One Christmas Eve she sat with her brother the High King beside a fire in their study, having escaped the celebrities into its relative calm. The fire danced, the music could still be heard echoing through the corridors of Cair Paravel, and she said to him, 'Do you remember when you wanted nothing so much for Christmas as a toy gun?'
'Gun?' Peter said, and it pained her to see how long it took him to comprehend the question. 'Guns were terrible things,' he said at last, covering his eyes for a moment. Behind both their eyes, she was sure, there was the cracking of bullets and bombs, and the memory of childish fear. 'I was foolish.'
'Yet a few years later you were just as happy to be handed a sword.'
'To fight with – to make a difference,' he said, which was not much of a defense, but she let it pass. Another hunger gripped her, just as strange, and she stood up beside him.
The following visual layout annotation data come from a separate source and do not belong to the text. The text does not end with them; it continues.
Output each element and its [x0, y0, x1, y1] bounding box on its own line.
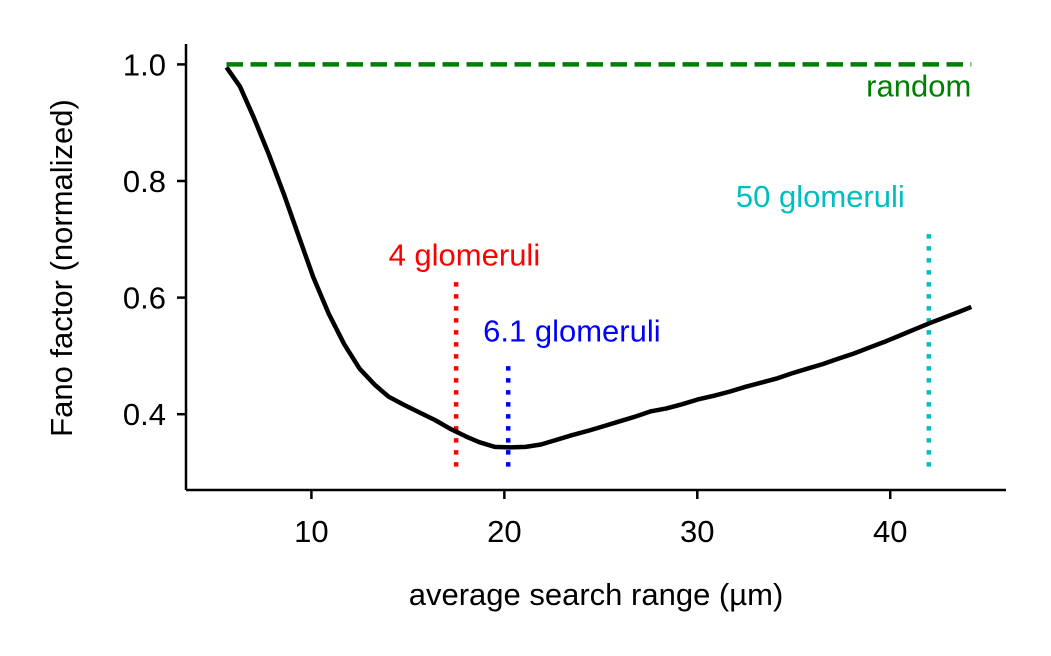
y-axis-title: Fano factor (normalized) — [44, 99, 79, 437]
x-tick-label: 20 — [487, 514, 521, 549]
y-tick-label: 0.4 — [123, 397, 166, 432]
annotation-label: 50 glomeruli — [736, 179, 905, 214]
y-tick-label: 0.6 — [123, 281, 166, 316]
x-ticks: 10 20 30 40 — [294, 490, 907, 549]
annotation-label: random — [866, 68, 971, 103]
annotation-label: 6.1 glomeruli — [483, 313, 660, 348]
x-axis-title: average search range (µm) — [409, 577, 784, 612]
fano-factor-line — [224, 66, 973, 450]
y-ticks: 0.4 0.6 0.8 1.0 — [123, 47, 186, 432]
x-tick-label: 30 — [680, 514, 714, 549]
y-tick-label: 1.0 — [123, 47, 166, 82]
axes: 10 20 30 40 0.4 0.6 0.8 1.0 average search ran… — [44, 44, 1006, 612]
x-tick-label: 40 — [873, 514, 907, 549]
y-tick-label: 0.8 — [123, 164, 166, 199]
plot-area — [224, 62, 973, 467]
annotations: random 4 glomeruli 6.1 glomeruli 50 glomeru… — [389, 68, 972, 348]
annotation-label: 4 glomeruli — [389, 238, 541, 273]
x-tick-label: 10 — [294, 514, 328, 549]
'Let me remember,' she begged in a whisper. Without getting up, he embraced her, burying his face in her muslin gown. 'We're all alone here,' she said. 'You and me and Edmund and Lucy. There isn't anyone else to remember.'
'Isn't it better this way?'
She knew he needed to believe it. She needed to embrace him, and so she climbed into his lap, cross-legged, her knees pressed into the back of his chair, and perched on his knees.
She said nothing as his shoulders stiffened, but pulled his head unto her breast. His hair smelled like crisp winter air and of himself, and when she closed her eyes she could almost see a wide gardened lawn, his fingers gripping a cricket bat.
She asked him to sleep with her that night, and he said yes. She undressed before him, in that hour of midnight, in the pale blue light, half-hidden in black shadows, transformed into someone who was not his sister, someone who just wanted to clutch a loved one for an hour. He seemed to see it. When she laid herself down and beckoned, he slipped out of his clothes and perched himself between her legs, waiting until she took his gorged member and placed it demandingly against her opening.
She had not expected to be so moist for him – she had not expected it not to hurt. He moved inside her slowly and deliberately, but there was sweat on his brow, and she touched his neck, and saw him moan with pleasure. Her face flushed hot, she began to move herself, coming up to meet him.
They finished in a ferocious embrace, the chamber still echoing their cries, sweaty and hot in their own pocket of warmth, the chamber winter-chilly around them.
Trembling, he got out of the bed and collected his clothing. She sank into the mattress, the smell of him all around her and England green in her memory.